Listen up, folks! Indian banks are now ready to do business with ordinary folk and are a bit leery of the big ticket investors. The ‘loan mela’ days are back again.
The first phase of ‘Loan Mela’, an outreach programme for providing credit to retail customers and MSMEs, will begin from Thursday across 250 districts across the country to meet demand during the festival period.
However, with stagnant incomes and increasing lay-offs and the future of many more jobs hanging in balance, the banks are likely to find it hard to get potential customers while at the same time running a higher risk of the retail loans – albeit much smaller as compared to corporate loans – turning bad.
During the four days beginning October 3, loans will be sanctioned for retail, agriculture, vehicle, home, MSME, education and personal categories on the spot.
All banks, including State Bank of India (SBI), Punjab National Bank (PNB), Bank of Baroda (BoB), and Corporation Bank have geared themselves up to take advantage of festival season demand.

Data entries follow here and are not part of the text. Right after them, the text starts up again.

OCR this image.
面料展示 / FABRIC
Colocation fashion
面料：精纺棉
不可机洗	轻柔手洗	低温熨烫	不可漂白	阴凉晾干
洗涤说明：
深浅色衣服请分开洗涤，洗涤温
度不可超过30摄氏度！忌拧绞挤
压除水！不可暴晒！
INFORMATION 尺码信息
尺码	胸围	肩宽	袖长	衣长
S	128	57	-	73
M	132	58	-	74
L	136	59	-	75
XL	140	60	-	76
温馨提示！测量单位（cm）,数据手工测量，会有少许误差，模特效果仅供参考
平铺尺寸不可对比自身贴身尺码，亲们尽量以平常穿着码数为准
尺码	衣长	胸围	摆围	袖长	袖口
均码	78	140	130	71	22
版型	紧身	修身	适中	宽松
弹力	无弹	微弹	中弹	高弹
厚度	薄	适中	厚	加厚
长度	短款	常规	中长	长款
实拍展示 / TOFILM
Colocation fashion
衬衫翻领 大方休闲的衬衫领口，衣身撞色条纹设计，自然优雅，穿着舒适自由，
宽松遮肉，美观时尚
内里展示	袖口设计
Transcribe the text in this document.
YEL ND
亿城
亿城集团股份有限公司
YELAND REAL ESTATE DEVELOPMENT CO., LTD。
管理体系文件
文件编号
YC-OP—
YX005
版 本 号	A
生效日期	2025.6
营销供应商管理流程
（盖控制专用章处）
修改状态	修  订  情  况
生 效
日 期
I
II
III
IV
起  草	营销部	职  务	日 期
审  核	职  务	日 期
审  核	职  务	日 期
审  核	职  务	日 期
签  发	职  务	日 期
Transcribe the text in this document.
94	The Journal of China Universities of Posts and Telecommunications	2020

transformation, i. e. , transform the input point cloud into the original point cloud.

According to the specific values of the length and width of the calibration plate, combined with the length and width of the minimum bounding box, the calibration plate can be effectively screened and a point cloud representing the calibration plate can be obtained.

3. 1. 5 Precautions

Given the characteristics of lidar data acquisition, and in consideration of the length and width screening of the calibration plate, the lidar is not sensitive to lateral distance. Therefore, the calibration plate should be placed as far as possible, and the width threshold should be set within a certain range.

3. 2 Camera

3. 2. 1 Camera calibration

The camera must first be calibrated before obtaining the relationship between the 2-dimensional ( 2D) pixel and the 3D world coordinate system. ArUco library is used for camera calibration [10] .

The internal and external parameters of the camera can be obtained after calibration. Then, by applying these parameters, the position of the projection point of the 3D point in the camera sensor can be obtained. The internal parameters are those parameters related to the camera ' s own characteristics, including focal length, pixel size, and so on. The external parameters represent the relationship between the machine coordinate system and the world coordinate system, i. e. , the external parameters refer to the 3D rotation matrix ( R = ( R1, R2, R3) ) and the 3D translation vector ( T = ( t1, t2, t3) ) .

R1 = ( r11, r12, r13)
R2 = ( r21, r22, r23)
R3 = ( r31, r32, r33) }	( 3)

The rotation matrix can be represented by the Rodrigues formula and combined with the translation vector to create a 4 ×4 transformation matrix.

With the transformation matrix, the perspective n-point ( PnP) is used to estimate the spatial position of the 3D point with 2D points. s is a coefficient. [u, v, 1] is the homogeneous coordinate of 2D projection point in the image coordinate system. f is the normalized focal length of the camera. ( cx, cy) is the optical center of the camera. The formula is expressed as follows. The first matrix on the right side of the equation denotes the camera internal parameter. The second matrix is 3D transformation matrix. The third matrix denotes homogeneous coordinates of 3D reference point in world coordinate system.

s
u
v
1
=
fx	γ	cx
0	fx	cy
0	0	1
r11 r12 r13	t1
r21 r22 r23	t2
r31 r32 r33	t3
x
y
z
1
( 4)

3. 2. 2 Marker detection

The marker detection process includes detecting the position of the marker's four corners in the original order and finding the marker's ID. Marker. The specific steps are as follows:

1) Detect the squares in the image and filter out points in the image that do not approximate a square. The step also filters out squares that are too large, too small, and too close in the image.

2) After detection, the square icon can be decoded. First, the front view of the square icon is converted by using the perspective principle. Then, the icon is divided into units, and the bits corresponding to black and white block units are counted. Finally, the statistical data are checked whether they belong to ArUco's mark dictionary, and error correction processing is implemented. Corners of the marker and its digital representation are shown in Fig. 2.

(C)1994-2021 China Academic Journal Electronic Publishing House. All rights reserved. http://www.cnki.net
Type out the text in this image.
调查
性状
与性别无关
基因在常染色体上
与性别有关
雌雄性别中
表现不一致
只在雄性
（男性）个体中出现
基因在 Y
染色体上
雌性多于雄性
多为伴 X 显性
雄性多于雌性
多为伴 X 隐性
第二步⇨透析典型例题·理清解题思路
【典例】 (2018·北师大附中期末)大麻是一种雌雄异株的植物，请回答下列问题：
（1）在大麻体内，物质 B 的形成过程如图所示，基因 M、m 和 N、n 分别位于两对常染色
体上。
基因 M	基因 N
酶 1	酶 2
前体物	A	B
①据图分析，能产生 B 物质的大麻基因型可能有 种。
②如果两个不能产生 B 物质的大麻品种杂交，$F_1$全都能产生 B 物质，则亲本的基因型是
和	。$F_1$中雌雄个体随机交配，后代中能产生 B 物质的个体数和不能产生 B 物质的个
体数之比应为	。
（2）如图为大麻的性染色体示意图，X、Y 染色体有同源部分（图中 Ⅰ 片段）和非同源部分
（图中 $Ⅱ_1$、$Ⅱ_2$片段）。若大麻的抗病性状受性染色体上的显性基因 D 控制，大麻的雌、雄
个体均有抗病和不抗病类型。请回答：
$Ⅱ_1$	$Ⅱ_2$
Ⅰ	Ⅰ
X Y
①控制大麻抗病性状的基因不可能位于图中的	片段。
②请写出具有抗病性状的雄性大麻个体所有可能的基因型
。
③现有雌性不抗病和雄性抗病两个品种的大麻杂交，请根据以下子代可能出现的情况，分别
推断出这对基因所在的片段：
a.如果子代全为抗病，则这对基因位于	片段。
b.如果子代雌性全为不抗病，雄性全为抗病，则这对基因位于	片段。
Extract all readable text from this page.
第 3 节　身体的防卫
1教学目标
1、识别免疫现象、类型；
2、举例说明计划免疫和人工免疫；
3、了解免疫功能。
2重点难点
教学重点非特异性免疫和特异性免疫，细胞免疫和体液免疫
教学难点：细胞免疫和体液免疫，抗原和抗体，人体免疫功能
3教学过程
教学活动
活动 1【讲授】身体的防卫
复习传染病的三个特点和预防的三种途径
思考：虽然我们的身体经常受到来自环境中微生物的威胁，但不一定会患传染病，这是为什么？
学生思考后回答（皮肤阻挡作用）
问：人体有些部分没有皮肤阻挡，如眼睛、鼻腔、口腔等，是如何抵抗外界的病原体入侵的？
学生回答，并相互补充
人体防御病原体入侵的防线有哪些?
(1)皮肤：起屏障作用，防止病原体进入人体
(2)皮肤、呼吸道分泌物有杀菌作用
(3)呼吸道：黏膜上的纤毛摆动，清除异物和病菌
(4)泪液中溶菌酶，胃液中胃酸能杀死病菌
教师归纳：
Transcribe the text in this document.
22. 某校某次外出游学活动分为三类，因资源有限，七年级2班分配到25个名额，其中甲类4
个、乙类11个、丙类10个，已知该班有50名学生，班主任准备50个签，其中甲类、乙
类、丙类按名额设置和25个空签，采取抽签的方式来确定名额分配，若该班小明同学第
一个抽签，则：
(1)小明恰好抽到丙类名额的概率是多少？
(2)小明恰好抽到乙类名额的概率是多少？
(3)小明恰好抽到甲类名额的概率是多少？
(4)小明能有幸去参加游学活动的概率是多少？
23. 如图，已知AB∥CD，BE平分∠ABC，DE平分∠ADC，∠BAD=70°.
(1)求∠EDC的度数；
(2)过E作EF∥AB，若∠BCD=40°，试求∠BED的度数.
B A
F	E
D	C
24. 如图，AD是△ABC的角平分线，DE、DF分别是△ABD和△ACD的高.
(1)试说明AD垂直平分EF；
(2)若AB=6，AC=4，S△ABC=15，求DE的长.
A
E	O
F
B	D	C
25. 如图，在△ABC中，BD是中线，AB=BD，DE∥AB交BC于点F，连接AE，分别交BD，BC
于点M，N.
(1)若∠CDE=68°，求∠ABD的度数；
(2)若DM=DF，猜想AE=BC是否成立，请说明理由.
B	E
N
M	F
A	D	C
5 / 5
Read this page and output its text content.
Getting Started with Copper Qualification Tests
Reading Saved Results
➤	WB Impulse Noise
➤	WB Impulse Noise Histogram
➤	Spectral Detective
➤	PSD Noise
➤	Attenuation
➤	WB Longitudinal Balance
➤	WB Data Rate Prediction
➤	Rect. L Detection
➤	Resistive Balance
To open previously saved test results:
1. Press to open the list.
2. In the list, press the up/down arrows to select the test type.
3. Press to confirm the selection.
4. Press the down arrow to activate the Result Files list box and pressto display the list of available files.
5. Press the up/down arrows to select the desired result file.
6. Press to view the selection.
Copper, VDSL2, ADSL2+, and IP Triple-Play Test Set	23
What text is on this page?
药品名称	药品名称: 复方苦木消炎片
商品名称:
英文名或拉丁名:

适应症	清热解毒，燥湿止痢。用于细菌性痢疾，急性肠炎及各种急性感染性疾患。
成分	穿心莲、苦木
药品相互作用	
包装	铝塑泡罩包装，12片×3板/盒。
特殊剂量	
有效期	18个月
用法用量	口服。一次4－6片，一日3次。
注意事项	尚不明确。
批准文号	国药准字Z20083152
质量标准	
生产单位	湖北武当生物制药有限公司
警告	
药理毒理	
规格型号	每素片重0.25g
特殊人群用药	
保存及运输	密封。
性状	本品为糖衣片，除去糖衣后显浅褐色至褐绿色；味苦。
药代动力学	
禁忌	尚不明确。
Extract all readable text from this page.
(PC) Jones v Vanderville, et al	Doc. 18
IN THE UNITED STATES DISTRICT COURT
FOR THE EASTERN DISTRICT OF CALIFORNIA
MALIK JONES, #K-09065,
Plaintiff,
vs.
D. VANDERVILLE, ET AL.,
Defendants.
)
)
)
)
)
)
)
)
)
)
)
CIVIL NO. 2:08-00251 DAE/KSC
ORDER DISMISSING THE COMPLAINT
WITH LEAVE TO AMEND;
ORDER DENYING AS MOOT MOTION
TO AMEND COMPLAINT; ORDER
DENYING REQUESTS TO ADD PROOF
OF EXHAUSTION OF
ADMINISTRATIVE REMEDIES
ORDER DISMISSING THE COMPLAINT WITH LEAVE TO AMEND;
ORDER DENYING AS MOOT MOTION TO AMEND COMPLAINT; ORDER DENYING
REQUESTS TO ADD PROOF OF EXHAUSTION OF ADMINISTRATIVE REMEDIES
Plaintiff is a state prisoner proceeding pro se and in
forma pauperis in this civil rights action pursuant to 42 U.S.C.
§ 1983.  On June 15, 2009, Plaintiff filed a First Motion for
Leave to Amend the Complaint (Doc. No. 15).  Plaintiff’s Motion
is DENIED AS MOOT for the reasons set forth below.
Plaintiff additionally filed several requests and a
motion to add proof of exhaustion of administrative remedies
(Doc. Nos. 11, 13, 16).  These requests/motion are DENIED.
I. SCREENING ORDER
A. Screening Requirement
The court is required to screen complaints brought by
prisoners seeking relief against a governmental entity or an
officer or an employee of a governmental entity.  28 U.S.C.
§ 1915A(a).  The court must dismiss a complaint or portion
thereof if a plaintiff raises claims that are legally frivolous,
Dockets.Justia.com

SBI is the lead banker in 48 districts across the country. Likewise, BoB is the lead banker in 17 out of 250 districts in the first phase.
BoB is holding ‘Baroda Kisan Pakhwada’ when its branches will focus on promoting farm loans, BoB said in a statement.
During the annual performance review earlier this month, public sector banks decided to undertake outreach exercise in 400 identified districts. Later, the private sector too expressed their willingness to join the initiative.
That the banks are averse to giving huge corporate loans can be understood from the fact that the non-performing assets (NPAs), or the bad loans, amounted to ₹10.3 trillion (11.2 per cent of advances) in March 2018.
Especially hit are the public sector banks (PSBs) which account for around 86 per cent of the total bad loans.
The banks have been pushing retail credit for the past few years now as in the face of surge in defaults in corporate loans, the banks have retail loans as the last resort to show growth.
The lure for retail lending is that it is high yielding and relatively safer as individuals work overtime to avoid default, partly for their reputation in the society and partly because of the fear of sliding in the credit score that would make future loans very hard to get if not impossible. The middle class, the primary consumer of the retail loans, can hardly afford to lose their credit credibility.
Mortgages, auto loans, loans for durables and personal loans for pleasure trips abroad have gained popularity over the last 4-5 years.
Already, huge profitability of retail lending have led to crowding of the segment and dilution of standards of underwriting in order to capture business.
The other target of the banks’ outreach programme, the MSMEs (micro, small and medium enterprises), apparently still reeling under the impact of demonetisation of 2016 and the suddenly imposed GST, have not been too well either as there is lack of demand.
The GDP showed its slowest growth in the last quarter of fiscal 2019 in the past five years.
“The outreach camps will provide a one-stop destination for MSMEs, small retail businesses and end customers to access all bank services, especially loans in auto, home, personal and business section,” an official statement said.
“While at one level it will help businesses to gear up for the festive season, it will also provide ready cash in the hands of consumers. All prudent financial norms and due diligence will be followed by PSBs while disbursing loans,” a top official of the public sector bank said.
For spreading information, the banker said, local vendor associations, commercial organizations and chambers of commerce may also be engaged to spread the message among merchants and customers.
The second phase will be in 150 districts and will be held between October 21 and October 25, just ahead of Diwali.